1. Find and strike a good balance between career and family
“I fully enjoyed my time as a school teacher. It was very rewarding to teach in a school and I have a lot of contact time with my students across two years. I’ve also had extremely fun, supportive and awesome colleagues. My time in school was a blast,” says Eileen.
“Yet, with most of my weekdays starting at 7am and ending at 7pm, I hardly had any time for my family,” she tells theAsianparent. “Now that I’m running my own tuition business, it’s not that I actually work fewer hours, but I do have the flexibility to plan my time.”
“It’s not easy to find a balance, and I’m still constantly tweaking and trying to find a good balance between career and family,” she makes sure to add.
2. Get support
“I was also really fortunate because I had support from my family and my helper. I can go to work knowing that my kids are in good hands,” Eileen shares.
She also says that her husband “co-shares” parenting responsibilities. Eileen finds this is important in a family where both parents are working.
Advice for other mums who want to start their own business
Eileen also shared a few tips for other mummies who aspire to be mumpreneurs themselves.
Starting a business is not always easier than being a salaried employee
1. Taking leave is not straightforward. You don’t quite fully go away on childcare leave, sick leave or maternity leave – you still have to be somewhat reachable, doing some level of work when you are on leave – if it’s your own business.

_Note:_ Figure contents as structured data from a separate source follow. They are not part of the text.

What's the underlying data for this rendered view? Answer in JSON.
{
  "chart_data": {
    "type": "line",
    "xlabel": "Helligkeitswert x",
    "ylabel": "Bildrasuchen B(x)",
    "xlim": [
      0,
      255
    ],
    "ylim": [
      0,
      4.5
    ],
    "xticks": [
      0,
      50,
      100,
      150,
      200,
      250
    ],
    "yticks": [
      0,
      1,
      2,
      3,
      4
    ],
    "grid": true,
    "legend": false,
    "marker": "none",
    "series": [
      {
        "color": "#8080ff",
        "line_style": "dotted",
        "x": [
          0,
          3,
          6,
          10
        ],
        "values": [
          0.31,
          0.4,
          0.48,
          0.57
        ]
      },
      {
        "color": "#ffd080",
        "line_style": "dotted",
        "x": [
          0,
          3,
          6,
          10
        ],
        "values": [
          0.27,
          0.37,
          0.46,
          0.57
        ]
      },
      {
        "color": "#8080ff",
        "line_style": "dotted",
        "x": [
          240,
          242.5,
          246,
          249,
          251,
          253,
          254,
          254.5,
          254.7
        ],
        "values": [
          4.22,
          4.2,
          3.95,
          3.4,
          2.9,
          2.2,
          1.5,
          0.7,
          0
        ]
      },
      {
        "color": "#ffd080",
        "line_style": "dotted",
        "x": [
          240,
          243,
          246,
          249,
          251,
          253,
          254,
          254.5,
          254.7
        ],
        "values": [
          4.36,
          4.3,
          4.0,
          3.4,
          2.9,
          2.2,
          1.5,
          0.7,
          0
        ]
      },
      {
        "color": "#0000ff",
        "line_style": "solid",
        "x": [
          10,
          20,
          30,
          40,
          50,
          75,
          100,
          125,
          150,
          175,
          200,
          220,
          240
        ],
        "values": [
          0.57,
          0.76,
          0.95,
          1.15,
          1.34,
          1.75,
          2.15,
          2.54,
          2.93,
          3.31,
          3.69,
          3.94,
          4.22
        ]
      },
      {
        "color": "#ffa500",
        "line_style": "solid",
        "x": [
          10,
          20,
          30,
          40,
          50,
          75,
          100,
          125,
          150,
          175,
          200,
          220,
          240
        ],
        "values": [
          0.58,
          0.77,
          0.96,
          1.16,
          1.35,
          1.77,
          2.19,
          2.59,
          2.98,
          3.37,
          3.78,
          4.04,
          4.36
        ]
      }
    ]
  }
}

2. When you stop working, your business stops too.
3. There’s no stability.
You do get more flexibility with your time
1. Starting your own business doesn’t mean that you work less. In fact at times, you do end up working more.
2. Yet, you gain some flexibility in terms of planning your time – for instance, I get mornings with my kids daily.
Do something that makes you happy
1. It’s dreadful to live life doing something that you are not happy doing.
2. Find someone you enjoy spending time with to spend the rest of your life with.
3. Spend time with your children.
4. Do a job or start a business on something that you are passionate about.
5. Study things that you enjoy learning about.